How many other mortgage companies and financial services companies will be hit in the remainder of the year is anybody's guess. But you shouldn't need a calculator to extrapolate that 15 securities class-action filings in the first half of 2007 has a good chance to translate to a good 30 by the end of 2007; or triple what was racked up in 2006.

From their perspective, brokers say underwriters are putting a lot more pressure on financial services companies at renewal time. They say they're asking tougher questions in the effort to save financial services executives from directors' and officers' liability or errors-and-omissions claims.

Perspective, if not outright optimism however, is as always helpful to maintain.

Overall, the number of securities class-action lawsuits filed so far in 2007 is nowhere near the levels they were at a few years ago, according to the Stanford and Cornerstone research. The first half of 2007 marked the fourth consecutive six-month period with below average securities class-action filing activity.

The 59 filings in the first half of 2007 are a full 42 percent below the semiannual filing rate of 101 filings that was observed over the nine-year period ending in June 2005, the Cornerstone-Stanford report states.

Likewise, the maximum dollar loss for all securities class-action lawsuits is nowhere near what it was just five years ago.

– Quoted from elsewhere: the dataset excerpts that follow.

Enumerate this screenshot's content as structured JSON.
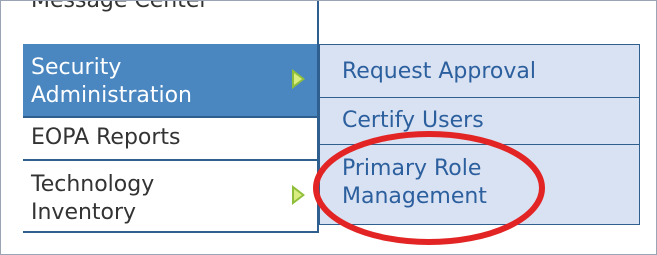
{
  "left_menu": {
    "items": [
      {
        "label": "Message Center"
      },
      {
        "label": "Security\nAdministration",
        "selected": true
      },
      {
        "label": "EOPA Reports"
      },
      {
        "label": "Technology\nInventory"
      }
    ],
    "selected_color": "#4a87c0",
    "divider_color": "#2e5f8f",
    "arrow_color": "#8fbf3a"
  },
  "submenu": {
    "items": [
      {
        "label": "Request Approval"
      },
      {
        "label": "Certify Users"
      },
      {
        "label": "Primary Role\nManagement"
      }
    ],
    "background": "#d9e2f2",
    "text_color": "#2c5f9e"
  },
  "annotation": {
    "type": "red-ellipse",
    "color": "#e32424",
    "target": "Primary Role Management"
  }
}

Maximum dollar loss, according to the study, represents the dollar value decrease in the market capitalization of the defendant firm from its highest point during the class period to the trading day immediately following the end of the class period.

In 2002, with the markets reeling from the aftereffects of Sept. 11, 2001, and a pre-existing recessionary trend, the maximum dollar loss claimed in class-actions lawsuits was $2.06 trillion. By 2006, that number had shrunk to $295 billion. According to the study's projections, 2007 is on track to register $334 billion in maximum dollar losses claimed. That's still not as high as 2005, which had $362 million in maximum dollar losses, but it represents a shift up.

With that unsettling trend in mind, the lancing of the subprime blister might yet prove to be a necessary correction that doesn't have the far-reaching effects that some fear it might. And according to a Stanford University law professor quoted in the Cornerstone report, the corporate ethical atmosphere may have evolved to a point where, barring some cataclysmic event, we might never see the maximum dollar losses claimed to the degree that we did back in 2002.

"In my opinion, the size of class-action securities fraud litigation activity may have experienced a permanent shift," said Professor Joseph Grundfest of the Stanford Law School.

DAN REYNOLDS is senior editor of Risk & Insurance®.